Multilayer shallow-water model with stratification and shear

Abstract

The purpose of this paper is to present a shallow-water-type model with multiple inhomogeneous layers featuring variable linear velocity vertical shear and startificaion in horizontal space and time. This is achieved by writing the layer velocity and buoyancy fields as linear functions of depth, with coefficients that depend arbitrarily on horizontal position and time. The model is a generalization of Ripa's (1995) single-layer model to an arbitrary number of layers. Unlike models with homogeneous layers the present model is able to represent thermodynamics processes driven by heat and freshwater fluxes through the surface or mixing processes resulting from fluid exchanges across contiguous layers. By contrast with inhomogeneous-layer models with depth-independent velocity and buoyancy, the model derived here can sustain explicitly at low frequency a current in thermal wind balance (between the vertical vertical shear and the horizontal density gradient) within each layer. In the absence of external forcing and dissipation, energy, volume, mass, and buoyancy variance constrain the dynamics; conservation of total zonal momentum requires in addition the usual zonal symmetry of the topography and horizontal domain. The inviscid, unforced model admits a formulation suggestive of a generalized Hamiltonian structure, which enables the classical connection between symmetries and conservation laws via Noether's theorem. A steady solution to a system involving one Ripa-like layer and otherwise homogeneous layers can be proved formally (or Arnold) stable using the above invariants.
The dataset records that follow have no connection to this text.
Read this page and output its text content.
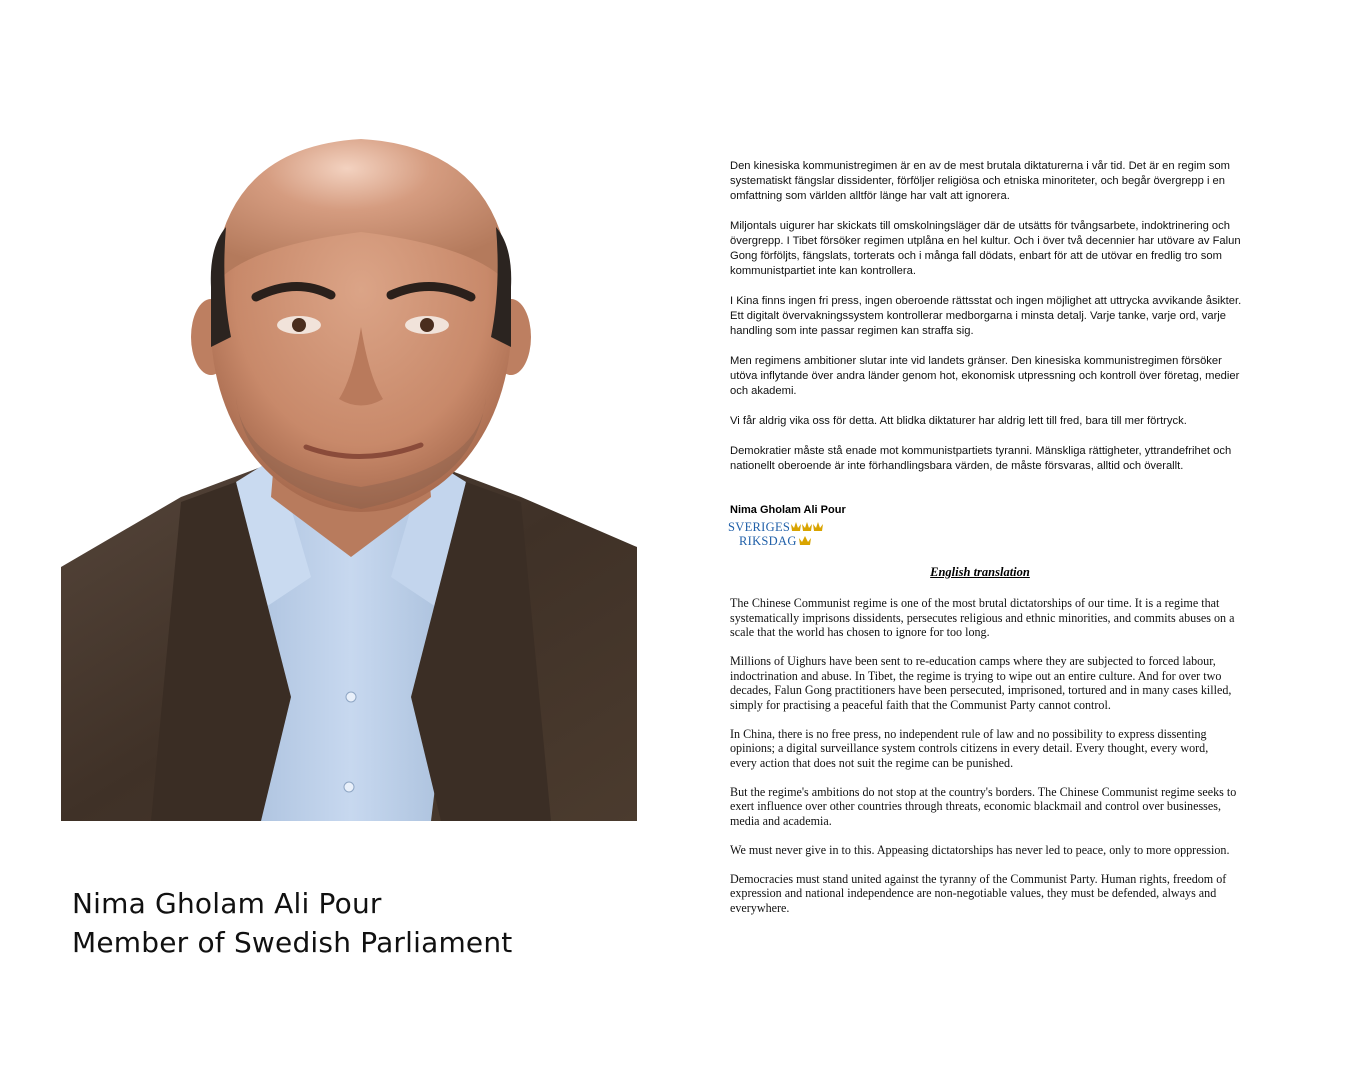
Nima Gholam Ali Pour
Member of Swedish Parliament

Den kinesiska kommunistregimen är en av de mest brutala diktaturerna i vår tid. Det är en regim som systematiskt fängslar dissidenter, förföljer religiösa och etniska minoriteter, och begår övergrepp i en omfattning som världen alltför länge har valt att ignorera.

Miljontals uigurer har skickats till omskolningsläger där de utsätts för tvångsarbete, indoktrinering och övergrepp. I Tibet försöker regimen utplåna en hel kultur. Och i över två decennier har utövare av Falun Gong förföljts, fängslats, torterats och i många fall dödats, enbart för att de utövar en fredlig tro som kommunistpartiet inte kan kontrollera.

I Kina finns ingen fri press, ingen oberoende rättsstat och ingen möjlighet att uttrycka avvikande åsikter. Ett digitalt övervakningssystem kontrollerar medborgarna i minsta detalj. Varje tanke, varje ord, varje handling som inte passar regimen kan straffa sig.

Men regimens ambitioner slutar inte vid landets gränser. Den kinesiska kommunistregimen försöker utöva inflytande över andra länder genom hot, ekonomisk utpressning och kontroll över företag, medier och akademi.

Vi får aldrig vika oss för detta. Att blidka diktaturer har aldrig lett till fred, bara till mer förtryck.

Demokratier måste stå enade mot kommunistpartiets tyranni. Mänskliga rättigheter, yttrandefrihet och nationellt oberoende är inte förhandlingsbara värden, de måste försvaras, alltid och överallt.

Nima Gholam Ali Pour
SVERIGES
RIKSDAG
English translation

The Chinese Communist regime is one of the most brutal dictatorships of our time. It is a regime that systematically imprisons dissidents, persecutes religious and ethnic minorities, and commits abuses on a scale that the world has chosen to ignore for too long.

Millions of Uighurs have been sent to re-education camps where they are subjected to forced labour, indoctrination and abuse. In Tibet, the regime is trying to wipe out an entire culture. And for over two decades, Falun Gong practitioners have been persecuted, imprisoned, tortured and in many cases killed, simply for practising a peaceful faith that the Communist Party cannot control.

In China, there is no free press, no independent rule of law and no possibility to express dissenting opinions; a digital surveillance system controls citizens in every detail. Every thought, every word, every action that does not suit the regime can be punished.

But the regime's ambitions do not stop at the country's borders. The Chinese Communist regime seeks to exert influence over other countries through threats, economic blackmail and control over businesses, media and academia.

We must never give in to this. Appeasing dictatorships has never led to peace, only to more oppression.

Democracies must stand united against the tyranny of the Communist Party. Human rights, freedom of expression and national independence are non-negotiable values, they must be defended, always and everywhere.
A model configuration with only one layer has been shown previously to provide: a very good representation of the exact vertical normal modes up to the first internal mode; an exact representation of long-perturbation (free boundary) baroclinic instability; and a very reasonable representation of short-perturbation (classical Eady) baroclinic instability. Here it is shown that substantially more accurate overall results with respect to single-layer calculations can be achieved by considering a stack of only a few layers. A similar behavior is found in ageostrophic (classical Stone) baroclinic instability by describing accurately the dependence of the solutions on the Richardson number with only two layers.